The effect of dosing time on salicylic acid (SA) kinetics after single oral administrations of two different aspirin formulations, a slow-release tablet (Veri®) and enteric-coated granules (Minimax®), was investigated in 15 healthy Japanese men. Eight subjects received slow-release tablets and the other seven subjects received enteric-coated granules. Each aspirin formulation was given in the morning (8: 30) or in the evening (20: 30) in a randomly assigned cross-over study.

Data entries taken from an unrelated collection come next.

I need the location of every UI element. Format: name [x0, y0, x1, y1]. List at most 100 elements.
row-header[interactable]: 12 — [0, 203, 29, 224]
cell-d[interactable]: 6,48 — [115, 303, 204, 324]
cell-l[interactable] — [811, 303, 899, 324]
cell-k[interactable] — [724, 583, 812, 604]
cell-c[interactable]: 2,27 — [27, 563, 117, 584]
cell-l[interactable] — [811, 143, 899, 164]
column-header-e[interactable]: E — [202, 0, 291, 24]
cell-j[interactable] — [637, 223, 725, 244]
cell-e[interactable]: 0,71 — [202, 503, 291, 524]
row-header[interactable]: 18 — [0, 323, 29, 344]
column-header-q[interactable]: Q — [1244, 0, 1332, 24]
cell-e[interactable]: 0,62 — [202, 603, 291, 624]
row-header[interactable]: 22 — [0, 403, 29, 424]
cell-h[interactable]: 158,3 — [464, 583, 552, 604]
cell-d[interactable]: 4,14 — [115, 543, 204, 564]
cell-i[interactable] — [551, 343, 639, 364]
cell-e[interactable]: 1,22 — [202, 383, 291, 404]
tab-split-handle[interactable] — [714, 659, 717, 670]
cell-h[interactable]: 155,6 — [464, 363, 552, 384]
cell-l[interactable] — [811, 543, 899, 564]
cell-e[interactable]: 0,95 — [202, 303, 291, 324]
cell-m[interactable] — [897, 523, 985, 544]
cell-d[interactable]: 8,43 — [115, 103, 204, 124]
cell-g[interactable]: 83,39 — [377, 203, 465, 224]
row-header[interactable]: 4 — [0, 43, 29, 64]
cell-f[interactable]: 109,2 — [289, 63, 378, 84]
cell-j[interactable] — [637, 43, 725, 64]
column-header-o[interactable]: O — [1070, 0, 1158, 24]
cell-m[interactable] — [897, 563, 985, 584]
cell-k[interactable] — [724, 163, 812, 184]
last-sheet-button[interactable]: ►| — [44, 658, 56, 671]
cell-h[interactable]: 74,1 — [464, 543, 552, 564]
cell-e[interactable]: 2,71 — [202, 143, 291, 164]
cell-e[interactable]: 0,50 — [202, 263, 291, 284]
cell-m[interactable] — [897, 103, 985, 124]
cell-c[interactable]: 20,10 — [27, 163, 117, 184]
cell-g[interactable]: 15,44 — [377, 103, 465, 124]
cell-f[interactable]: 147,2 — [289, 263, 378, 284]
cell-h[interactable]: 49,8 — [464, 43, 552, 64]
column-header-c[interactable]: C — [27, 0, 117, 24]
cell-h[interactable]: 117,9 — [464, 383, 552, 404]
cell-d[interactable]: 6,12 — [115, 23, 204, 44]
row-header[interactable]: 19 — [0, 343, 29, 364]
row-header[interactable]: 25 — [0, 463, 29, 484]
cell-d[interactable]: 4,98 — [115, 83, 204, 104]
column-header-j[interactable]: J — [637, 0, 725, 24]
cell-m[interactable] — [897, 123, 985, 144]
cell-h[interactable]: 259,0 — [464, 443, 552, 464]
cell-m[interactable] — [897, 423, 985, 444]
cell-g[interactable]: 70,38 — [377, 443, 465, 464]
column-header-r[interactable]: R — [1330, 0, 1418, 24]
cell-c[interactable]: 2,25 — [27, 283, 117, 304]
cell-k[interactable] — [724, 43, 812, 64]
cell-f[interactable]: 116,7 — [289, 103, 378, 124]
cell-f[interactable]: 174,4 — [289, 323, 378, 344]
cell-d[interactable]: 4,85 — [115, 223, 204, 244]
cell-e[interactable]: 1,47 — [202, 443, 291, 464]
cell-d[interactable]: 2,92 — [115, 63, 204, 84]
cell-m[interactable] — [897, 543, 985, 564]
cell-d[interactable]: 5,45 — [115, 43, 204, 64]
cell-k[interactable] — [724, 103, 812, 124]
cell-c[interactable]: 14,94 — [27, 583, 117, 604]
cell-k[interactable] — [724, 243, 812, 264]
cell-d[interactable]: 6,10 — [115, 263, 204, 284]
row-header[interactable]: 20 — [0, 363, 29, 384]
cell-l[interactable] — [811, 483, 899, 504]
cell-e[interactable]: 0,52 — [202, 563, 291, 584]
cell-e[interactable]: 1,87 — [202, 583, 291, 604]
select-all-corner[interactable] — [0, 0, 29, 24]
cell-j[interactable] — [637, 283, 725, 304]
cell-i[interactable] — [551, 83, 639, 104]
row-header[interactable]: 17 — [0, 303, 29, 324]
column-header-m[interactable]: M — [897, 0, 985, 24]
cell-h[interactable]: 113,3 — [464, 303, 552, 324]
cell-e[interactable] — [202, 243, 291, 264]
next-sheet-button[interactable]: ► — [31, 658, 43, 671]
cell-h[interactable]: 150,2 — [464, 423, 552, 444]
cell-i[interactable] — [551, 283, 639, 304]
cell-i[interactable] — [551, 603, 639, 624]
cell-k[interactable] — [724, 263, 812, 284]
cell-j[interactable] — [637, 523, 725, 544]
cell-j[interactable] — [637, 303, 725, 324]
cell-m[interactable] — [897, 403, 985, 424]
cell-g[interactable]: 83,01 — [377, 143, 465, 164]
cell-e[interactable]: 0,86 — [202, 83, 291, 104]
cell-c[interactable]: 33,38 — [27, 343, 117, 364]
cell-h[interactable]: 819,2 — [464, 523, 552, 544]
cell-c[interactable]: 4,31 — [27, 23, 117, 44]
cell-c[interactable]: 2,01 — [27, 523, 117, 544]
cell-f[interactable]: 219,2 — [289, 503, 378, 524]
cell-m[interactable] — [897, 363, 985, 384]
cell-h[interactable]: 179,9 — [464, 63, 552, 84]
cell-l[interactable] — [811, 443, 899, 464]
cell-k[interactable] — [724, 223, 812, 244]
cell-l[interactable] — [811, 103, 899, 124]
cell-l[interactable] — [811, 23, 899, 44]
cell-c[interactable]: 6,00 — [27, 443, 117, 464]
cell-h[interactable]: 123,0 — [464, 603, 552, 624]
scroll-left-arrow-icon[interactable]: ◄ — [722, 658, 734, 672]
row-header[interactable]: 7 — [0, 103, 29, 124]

After the single dose study, the SA kinetics following repeated administration of the two different aspirin formulations, 2600 mg daily for five days, was investigated. Eight subjects received the slow-release tablets, and one subject received the enteric-coated granules. No time dependent changes were observed in SA kinetics after single and repeated administra tions of the two different formulations. In both dosing times, the mean peak SA concentrations in plasma were significantly higher in the enteric-coated granules, the mean elimination half-lives of plasma SA were significantly longer in the slow-release tablets, and the mean areas under the curves were significantly larger in the enteric coated granules. In repeated administration of the slow-release tablets, the mean SA concentrations were 47.4 ± 21.9 μ g/ml after administration at 20: 30 and 44.7 ± 24.4μ g/ml after dosing at 8: 30 on the day 5. The plateau SA concentrations in plasma were attained after day 3 to day 4, but after the day 5 SA concentrations in plasma tended to be decreased. This may be due to enzyme induction in the salicylate metabolism.